How Conor Geekie improved his case to make the Lightning roster by using his fists

   

Conor Geekie has been a quick study in Lightning training camp. And whether the organization’s top prospect has done enough to crack the team’s opening night roster remains to be seen.

How Conor Geekie improved his case to make the Lightning roster by using  his fists

But he certainly won over his teammates Wednesday night in the Lightning’s 2-1 overtime preseason loss to the cross-state rival Panthers.

A key component of the Lightning’s championship teams was how tight knit they were, how they battled for each other through deep playoff runs, how they came to each other’s aid and put their bodies on the line when it mattered most.

Geekie is new to the organization, arriving this summer from Utah in the Mikhail Sergachev trade, but he showed Wednesday that he’s already learned that part of being a Bolt.

In the second period, he watched the league’s reigning scoring champion, right wing Nikita Kucherov, drag down Panthers prospect Josh Davies after Davies dropped Lightning captain Victor Hedman with a hard open-ice hit.

Kucherov received a roughing penalty, and Florida capitalized with Zac Dalpe’s power-play goal to give the Panthers a 1-0 lead. But when Anthony Cirelli’s second line was called to go on the ice roughly 2 ½ minutes later, Geekie, who was centering the Lightning’s fourth line, jumped over the boards instead to settle some unfinished business with Davies.

“I looked back and his leg was over the boards, kind of assumed what he was going to do,” said second-line left wing Brandon Hagel. “So I just let him have it.”

Geekie found Davies, cross checked him and then dropped his gloves, landing five hard right-handed punches before taking Davies to the ground, a short-lived fight that woke up the Amalie Arena crowd and charged the Lightning bench.

“It’s one of those things, it doesn’t matter if it’s Heddy or whoever it is,” Geekie said. “I think anyone gets hit like that, someone’s got to step up. And I figured that I could be that guy. It worked out, but anyone could do it. I’m sure a lot of guys were thinking the same thing as me.”

“Whether it’s training camp or not, everyone’s got each other’s backs,” Geekie added. “And I think that’s why they’ve been so successful. I think I was just kind of playing in the moment. And I wasn’t letting get him in the way.”

Geekie drew a two-minute cross-checking minor, a two-minute instigating minor, a five-minute fighting major and a 10-minute misconduct penalty, but his action made a huge impression on teammates.

The Lightning have given Geekie his share of minutes this preseason, and the 20-year-old promised to do everything he could to force his way onto the regular-season roster. And he’s shown the skill and size that made the Lightning covet him so much that they were willing to trade away a piece of their future in Sergachev.

But the way Geekie jumped into an enforcer role Wednesday night might have been his biggest moment this preseason.
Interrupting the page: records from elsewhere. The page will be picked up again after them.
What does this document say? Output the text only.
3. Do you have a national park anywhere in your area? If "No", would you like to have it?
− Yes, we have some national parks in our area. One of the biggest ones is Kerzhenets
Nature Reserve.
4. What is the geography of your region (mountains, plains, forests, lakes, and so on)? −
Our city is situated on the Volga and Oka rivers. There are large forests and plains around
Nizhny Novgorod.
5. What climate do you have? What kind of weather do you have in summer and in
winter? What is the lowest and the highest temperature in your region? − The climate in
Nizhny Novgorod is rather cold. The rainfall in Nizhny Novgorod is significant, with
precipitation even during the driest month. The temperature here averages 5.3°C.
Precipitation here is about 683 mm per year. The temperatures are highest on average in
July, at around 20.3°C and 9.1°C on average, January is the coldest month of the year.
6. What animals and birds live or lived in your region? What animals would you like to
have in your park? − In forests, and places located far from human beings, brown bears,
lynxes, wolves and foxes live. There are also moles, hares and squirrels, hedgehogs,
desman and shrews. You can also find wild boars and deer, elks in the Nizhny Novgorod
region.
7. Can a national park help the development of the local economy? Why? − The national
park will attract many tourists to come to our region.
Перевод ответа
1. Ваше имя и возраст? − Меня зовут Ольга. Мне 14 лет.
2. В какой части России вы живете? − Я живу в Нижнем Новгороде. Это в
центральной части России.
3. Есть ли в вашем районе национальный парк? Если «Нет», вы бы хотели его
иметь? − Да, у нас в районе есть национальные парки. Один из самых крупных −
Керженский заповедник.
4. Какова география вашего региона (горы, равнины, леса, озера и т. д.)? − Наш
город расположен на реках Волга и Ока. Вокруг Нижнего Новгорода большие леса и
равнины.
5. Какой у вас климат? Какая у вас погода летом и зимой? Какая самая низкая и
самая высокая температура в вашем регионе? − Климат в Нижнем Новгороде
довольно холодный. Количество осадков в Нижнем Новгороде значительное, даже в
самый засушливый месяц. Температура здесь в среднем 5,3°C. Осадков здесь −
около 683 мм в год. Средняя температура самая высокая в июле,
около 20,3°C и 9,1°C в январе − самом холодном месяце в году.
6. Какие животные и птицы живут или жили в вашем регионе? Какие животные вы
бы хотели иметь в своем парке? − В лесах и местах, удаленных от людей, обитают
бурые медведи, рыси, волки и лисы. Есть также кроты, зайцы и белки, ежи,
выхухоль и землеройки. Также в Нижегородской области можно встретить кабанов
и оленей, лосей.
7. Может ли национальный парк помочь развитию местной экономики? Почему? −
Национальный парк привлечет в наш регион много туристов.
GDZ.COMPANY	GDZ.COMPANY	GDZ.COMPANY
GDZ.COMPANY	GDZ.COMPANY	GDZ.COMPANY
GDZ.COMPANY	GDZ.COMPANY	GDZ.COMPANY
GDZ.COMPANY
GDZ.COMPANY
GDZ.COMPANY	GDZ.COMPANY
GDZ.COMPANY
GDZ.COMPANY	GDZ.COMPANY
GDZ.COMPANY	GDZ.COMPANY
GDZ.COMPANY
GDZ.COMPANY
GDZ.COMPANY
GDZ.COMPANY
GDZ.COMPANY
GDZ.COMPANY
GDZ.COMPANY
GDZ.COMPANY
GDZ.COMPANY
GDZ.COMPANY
“It just gains so much respect and just shows ... he has in him understanding the culture in this dressing room,” Hagel said. “And as a young guy, everyone has to make their mark in some way or another to get noticed. … Everyone had to go through it as young guys — gain your elders’ trust, I guess — but yeah, I think it’s an unbelievable job by him.”

The moment wasn’t lost on Lightning coach Jon Cooper.

“First of all, Geekie is new to the organization. So it’s not like he’s been around these guys a ton,” Cooper said. “He’s been working through training camp. But just to see that come out of him — again in a game that really in the big picture doesn’t mean anything in the standings — but it meant something to the guys, and it meant something to him. And that goes miles in the locker room.”